Did you just sneeze?
Oh. Well, what am I supposed to say? "Bless you"?
That's downright absurd. I sit writing this in the year 2007 and I am fairly certain that your soul is not trying to escape your body. In fact, I don't even believe in god.
Regardless, I don't see how my blessing offered unto you is going to help with your hay-fever.
I sit in an office for a good nine hours every day, and we have an open floor plan. That's right, no cubicles, no privacy whatsoever. It's inevitable that in any of my nine hour sittings, I'll hear no less than ten sneezes.
Of course, no one in my office is rude, so I also hear "bless you" no less than thirty times. Yes, thirty. In my estimation, every sneeze finds about three people kind enough to bless it. Approximately.
Is it any wonder to you that I became a bit wary of the phrase "bless you"?
Try this little exercise: Say the word "article" to yourself over and over again. The word will lose all meaning. I found that my brain ends up dividing it into the phrase "ar tickle", which obviously makes no sense at all.
So it is with the words "bless you". They lost all meaning and began seeming senseless to me. I began to wonder how so many people could utter such gibberish thirty times a day.

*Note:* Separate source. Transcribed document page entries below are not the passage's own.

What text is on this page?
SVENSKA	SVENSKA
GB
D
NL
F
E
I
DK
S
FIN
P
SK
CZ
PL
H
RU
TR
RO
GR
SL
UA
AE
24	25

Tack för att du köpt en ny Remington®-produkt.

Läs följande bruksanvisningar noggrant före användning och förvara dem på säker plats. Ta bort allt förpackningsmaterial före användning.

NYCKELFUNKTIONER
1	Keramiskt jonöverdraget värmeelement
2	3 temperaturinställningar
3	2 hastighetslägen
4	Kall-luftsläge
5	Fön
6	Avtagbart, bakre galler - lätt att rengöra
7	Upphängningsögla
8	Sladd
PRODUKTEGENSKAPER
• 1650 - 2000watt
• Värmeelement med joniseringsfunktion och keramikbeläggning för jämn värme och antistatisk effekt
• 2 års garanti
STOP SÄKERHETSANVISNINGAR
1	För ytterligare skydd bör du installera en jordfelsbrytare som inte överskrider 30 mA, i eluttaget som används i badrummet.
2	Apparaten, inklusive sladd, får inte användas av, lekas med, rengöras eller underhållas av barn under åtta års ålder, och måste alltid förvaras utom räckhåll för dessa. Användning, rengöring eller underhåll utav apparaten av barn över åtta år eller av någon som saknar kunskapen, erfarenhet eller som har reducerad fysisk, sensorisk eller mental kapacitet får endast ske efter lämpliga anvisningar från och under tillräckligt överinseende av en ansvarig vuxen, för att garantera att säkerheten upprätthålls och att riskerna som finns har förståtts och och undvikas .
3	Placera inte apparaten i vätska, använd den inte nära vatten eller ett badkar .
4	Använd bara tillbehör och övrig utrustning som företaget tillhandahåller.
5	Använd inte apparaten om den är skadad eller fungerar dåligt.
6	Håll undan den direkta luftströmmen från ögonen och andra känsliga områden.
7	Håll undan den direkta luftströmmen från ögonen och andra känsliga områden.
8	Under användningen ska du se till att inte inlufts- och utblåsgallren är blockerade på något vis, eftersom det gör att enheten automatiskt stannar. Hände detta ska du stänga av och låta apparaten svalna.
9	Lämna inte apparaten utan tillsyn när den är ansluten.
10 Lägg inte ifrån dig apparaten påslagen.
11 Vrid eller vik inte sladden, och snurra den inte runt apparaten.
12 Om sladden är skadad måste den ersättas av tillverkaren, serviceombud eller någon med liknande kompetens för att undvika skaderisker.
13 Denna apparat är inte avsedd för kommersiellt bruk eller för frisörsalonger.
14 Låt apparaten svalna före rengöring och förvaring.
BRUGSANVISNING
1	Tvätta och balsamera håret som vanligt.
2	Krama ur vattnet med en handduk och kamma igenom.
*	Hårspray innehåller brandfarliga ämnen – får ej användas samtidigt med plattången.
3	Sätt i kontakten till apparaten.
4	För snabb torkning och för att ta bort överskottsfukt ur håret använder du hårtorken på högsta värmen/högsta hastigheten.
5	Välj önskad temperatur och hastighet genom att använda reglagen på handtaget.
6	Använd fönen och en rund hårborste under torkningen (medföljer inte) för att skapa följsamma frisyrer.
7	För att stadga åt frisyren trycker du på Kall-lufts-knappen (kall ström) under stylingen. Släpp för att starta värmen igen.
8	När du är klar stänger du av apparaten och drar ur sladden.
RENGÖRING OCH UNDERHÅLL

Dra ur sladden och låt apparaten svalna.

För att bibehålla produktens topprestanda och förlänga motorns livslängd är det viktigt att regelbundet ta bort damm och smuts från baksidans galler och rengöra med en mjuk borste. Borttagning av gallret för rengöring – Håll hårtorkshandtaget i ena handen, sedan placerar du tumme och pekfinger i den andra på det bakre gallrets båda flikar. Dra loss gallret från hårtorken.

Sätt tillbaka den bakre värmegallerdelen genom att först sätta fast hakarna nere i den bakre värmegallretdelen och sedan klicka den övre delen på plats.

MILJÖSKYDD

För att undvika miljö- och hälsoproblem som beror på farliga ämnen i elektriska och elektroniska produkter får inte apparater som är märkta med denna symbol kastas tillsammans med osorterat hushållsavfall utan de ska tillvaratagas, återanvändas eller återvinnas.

Long ago, I decided that I am not a religious person. I'm a scientific person. I don't believe the two have to be mutually exclusive, mind you! I know "honest-to-god" scientists that believe in a higher power. I, however, believe that a scientific analysis of the world is our best shot at figuring it out. I believe that when you die you simply cease to think. I believe that consciousness is just some gnarly computation going on in our brain (to paraphrase Rudy Rucker).
Maybe it's just that I'm extremist, and so saying "bless you" to me after I sneeze is as absurd as saying, oh, "leather belt". It has no contextual meaning at all anymore. (In fact, why say anything at all? Just let me sneeze and get on with my life!)
But even if you believe in a higher power, I pose the following question to you: What do you think has a fairer chance of remedying your friend's allergies? Your blessing, or the inventions of modern medicine (born of scientific methods, of course)?
I think the answer is obvious; you may disagree.
In the past month, I have not uttered the words "bless you". When someone sneezes, I instead say, "science". Why? It's shorthand for the phrase "science cure you".